Carbon monoxide pollution and neurodevelopment: A public health concern

Abstract

Although an association between air pollution and adverse systemic health effects has been known for years, the effect of pollutants on neurodevelopment has been underappreciated. Recent evidence suggests a possible link between air pollution and neurocognitive impairment and behavioral disorders in children, however, the exact nature of this relationship remains poorly understood. Infants and children are uniquely vulnerable due to the potential for exposure in both the fetal and postnatal environments during critical periods in development. Carbon monoxide (CO), a common component of indoor and outdoor air pollution, can cross the placenta to gain access to the fetal circulation and the developing brain. Thus, CO is of particular interest as a known neurotoxin and a potential public health threat. Here we review overt CO toxicity and the policies regulating CO exposure, detail the evidence suggesting a potential link between CO-associated ambient air pollution, tobacco smoke, and learning and behavioral abnormalities in children, describe the effects of subclinical CO exposure on the brain during development, and provide mechanistic insight into a potential connection between CO exposure and neurodevelopmental outcome. CO can disrupt a number of critical processes in the developing brain, providing a better understanding of how this specific neurotoxin may impair neurodevelopment. However, further investigation is needed to better define the effects of perinatal CO exposure on the immature brain. Current policies regarding CO standards were established based on evidence of cardiovascular risk in adults with pre-existing comorbidities. Thus, recent and emerging data highlighted in this review regarding CO exposure in the fetus and developing child may be important to consider when the standards and guidelines are evaluated and revised in the future.

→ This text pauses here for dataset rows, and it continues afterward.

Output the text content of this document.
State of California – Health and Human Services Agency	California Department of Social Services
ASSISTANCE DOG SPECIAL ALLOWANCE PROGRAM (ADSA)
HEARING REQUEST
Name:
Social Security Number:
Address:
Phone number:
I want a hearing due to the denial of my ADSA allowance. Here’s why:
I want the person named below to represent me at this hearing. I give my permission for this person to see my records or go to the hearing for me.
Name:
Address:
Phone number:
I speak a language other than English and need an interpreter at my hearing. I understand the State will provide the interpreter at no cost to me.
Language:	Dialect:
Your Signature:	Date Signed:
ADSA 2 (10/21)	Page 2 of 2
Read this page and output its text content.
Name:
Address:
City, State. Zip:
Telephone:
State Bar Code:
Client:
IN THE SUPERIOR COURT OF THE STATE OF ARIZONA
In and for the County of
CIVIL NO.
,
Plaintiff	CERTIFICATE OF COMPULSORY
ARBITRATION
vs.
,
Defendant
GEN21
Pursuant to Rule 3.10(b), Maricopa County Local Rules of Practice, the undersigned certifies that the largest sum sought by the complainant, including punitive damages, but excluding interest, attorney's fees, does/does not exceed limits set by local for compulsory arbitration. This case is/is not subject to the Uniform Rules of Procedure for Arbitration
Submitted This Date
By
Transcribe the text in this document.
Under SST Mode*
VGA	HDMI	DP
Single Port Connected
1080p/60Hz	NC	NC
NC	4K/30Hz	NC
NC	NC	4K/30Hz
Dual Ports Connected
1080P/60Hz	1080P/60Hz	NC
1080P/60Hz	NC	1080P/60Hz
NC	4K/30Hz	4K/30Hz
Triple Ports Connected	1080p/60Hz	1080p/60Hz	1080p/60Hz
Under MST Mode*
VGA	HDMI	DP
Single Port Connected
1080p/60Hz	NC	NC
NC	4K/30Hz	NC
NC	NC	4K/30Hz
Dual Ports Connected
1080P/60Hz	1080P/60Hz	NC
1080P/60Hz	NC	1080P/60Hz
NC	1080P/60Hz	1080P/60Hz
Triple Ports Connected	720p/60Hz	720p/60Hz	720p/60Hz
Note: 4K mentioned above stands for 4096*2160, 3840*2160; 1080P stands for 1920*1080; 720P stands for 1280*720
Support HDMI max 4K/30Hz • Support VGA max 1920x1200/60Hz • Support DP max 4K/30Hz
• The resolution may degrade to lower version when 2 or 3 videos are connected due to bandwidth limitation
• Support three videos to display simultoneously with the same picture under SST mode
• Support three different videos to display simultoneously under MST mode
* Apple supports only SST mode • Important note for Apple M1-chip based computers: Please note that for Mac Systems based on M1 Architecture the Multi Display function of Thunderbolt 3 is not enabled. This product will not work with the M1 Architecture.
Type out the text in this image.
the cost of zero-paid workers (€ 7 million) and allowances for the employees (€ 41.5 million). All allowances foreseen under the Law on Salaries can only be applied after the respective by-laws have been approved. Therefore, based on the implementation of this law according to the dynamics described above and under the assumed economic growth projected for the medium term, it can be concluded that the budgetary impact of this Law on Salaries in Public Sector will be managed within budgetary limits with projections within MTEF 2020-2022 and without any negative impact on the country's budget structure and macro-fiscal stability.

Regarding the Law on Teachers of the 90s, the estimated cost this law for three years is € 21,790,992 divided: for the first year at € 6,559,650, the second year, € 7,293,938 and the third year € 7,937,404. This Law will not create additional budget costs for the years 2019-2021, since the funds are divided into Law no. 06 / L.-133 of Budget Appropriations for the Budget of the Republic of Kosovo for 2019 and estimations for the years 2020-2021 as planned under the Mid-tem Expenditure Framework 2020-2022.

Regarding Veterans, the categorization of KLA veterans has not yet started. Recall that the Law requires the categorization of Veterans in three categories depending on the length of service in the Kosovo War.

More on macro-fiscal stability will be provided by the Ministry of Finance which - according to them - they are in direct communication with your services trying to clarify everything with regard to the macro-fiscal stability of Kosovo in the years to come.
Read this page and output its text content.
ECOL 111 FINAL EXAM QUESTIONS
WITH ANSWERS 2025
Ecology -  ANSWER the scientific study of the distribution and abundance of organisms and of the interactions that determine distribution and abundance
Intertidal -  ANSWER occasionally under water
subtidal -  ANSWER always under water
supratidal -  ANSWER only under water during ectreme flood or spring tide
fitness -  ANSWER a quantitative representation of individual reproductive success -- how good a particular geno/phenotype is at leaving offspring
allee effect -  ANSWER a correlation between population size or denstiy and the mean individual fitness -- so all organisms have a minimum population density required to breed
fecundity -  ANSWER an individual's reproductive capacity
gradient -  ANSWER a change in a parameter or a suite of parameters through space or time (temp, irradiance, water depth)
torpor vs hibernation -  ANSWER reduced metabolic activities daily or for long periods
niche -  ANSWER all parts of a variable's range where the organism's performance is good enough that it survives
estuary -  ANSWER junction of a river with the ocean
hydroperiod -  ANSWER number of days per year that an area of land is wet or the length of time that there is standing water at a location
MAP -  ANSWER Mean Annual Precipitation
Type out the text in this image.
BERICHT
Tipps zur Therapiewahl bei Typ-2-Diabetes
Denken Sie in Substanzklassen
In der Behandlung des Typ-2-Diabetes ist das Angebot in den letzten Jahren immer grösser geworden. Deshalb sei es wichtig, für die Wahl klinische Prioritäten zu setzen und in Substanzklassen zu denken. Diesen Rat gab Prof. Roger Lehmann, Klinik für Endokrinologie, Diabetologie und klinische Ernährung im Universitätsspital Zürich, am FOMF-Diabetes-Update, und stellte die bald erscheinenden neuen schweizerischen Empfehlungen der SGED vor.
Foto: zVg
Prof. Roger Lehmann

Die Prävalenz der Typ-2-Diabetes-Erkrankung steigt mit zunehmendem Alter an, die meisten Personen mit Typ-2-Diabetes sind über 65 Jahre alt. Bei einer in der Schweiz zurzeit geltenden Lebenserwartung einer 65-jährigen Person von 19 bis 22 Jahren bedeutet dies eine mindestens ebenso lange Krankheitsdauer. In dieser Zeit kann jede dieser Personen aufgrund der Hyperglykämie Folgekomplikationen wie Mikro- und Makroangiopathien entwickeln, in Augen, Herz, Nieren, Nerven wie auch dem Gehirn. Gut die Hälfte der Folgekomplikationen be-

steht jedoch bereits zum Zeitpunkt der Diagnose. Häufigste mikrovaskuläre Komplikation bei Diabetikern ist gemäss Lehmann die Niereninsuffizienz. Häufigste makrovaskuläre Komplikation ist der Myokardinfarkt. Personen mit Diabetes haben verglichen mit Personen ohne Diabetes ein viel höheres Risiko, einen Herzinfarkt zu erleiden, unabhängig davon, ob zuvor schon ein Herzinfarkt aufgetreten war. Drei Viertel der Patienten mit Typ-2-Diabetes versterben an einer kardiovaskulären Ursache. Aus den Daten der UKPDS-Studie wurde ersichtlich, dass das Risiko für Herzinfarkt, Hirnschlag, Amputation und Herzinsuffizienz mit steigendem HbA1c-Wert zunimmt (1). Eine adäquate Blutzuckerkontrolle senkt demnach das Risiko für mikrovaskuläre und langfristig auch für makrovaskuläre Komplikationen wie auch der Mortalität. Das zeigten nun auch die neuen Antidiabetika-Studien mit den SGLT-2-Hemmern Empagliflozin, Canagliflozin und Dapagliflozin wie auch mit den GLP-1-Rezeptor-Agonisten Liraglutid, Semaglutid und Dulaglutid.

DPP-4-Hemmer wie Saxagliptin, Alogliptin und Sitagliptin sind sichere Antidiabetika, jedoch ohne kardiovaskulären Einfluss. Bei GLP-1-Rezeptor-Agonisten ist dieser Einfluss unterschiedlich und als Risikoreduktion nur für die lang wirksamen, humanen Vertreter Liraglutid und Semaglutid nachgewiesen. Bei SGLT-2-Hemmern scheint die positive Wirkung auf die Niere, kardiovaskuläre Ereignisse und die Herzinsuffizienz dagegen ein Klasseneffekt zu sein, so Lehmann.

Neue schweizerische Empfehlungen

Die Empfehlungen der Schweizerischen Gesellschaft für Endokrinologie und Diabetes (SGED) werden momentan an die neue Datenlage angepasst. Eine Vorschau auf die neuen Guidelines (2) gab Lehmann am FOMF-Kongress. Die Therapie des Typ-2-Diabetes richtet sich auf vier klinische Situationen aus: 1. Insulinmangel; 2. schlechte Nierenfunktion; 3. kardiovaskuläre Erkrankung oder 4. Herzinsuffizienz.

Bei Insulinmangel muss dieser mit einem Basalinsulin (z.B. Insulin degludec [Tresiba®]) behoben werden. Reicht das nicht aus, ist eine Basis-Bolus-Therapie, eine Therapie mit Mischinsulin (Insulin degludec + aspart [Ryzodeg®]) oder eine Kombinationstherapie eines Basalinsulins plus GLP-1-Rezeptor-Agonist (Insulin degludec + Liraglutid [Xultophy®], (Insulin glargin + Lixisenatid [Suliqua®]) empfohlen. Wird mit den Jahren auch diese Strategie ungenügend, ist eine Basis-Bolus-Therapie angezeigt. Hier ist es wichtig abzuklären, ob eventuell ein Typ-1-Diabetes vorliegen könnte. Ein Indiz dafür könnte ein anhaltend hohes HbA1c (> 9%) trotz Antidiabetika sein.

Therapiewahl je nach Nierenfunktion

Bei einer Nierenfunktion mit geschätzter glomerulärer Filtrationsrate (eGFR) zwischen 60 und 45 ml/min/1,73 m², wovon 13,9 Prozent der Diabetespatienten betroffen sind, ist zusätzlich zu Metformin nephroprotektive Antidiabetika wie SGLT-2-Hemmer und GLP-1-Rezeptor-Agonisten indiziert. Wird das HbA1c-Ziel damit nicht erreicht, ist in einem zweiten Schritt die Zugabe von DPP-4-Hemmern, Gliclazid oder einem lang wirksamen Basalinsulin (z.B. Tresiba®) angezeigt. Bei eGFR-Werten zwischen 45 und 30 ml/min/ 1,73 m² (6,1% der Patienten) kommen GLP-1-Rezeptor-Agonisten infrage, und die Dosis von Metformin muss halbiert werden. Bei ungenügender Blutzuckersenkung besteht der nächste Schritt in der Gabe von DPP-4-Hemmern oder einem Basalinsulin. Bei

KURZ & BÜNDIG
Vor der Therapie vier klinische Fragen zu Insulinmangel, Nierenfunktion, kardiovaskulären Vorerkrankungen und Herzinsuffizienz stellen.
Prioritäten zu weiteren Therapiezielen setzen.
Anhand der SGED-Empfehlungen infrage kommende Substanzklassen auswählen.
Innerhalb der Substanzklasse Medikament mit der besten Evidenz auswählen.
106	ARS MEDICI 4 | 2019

Keywords: Air pollution; Autism; Brain; Carbon monoxide; Development; Toxicity.

Figure 1. Diffusion of carbon monoxide (CO) into tissue is dictated by the Haldane equation (Bissonnette, 1977a; Jain, 2009)

Following formation of carboxyhemoglobin (COHb), CO diffuses from the capillaries into the tissue compartments. Tissue tension of CO (pCO) is determined by COHb concentration, partial pressure of oxygen (pO₂), the affinity of hemoglobin for CO (M), and the concentration of oxyhemoglobin (O₂Hb). The Haldane equation also dictates transplacental CO diffusion.

Figure 2. Developmental processes in the brain impaired by carbon monoxide (CO)

Animal models have demonstrated that perinatal subclinical CO exposure interrupts many of the processes that are critical for normal brain development. Inhibition due to prenatal or postnatal CO exposure is indicated. Specific mechanisms remain largely unknown and are likely not due to tissue hypoxia.

Figure 3. Mechanism of carbon monoxide (CO)-mediated inhibition of developmental apoptosis

The mitochondrial pathway of apoptosis is depicted. Cytochrome c (cyt c), can bind to cardiolipin (CL) on the inner mitochondrial membrane via hydrophobic and electrostatic interactions. Cyt c has peroxidase activity and, in the presence of hydrogen peroxide (H₂O₂), peroxidizes CL to hydroperoxycardiolipin (CL-OOH). This mobilizes cyt c from the inner mitochondrial membrane and allows cyt c to be released following permeabilization of the outer mitochondrial membrane by Bax. Subsequently, cyt c forms the apoptosome along with procaspase-9 and APAF-1. Caspase-9 then becomes activated and, in turn, activates caspase-3, resulting in apoptosis. CO readily diffuses across the outer mitochondrial membrane and binds to the cyt c-CL complex. CO inhibits the peroxidase activity of cyt c, preventing CL peroxidation, cyt c mobilization, cyt c release, and subsequent caspase activation.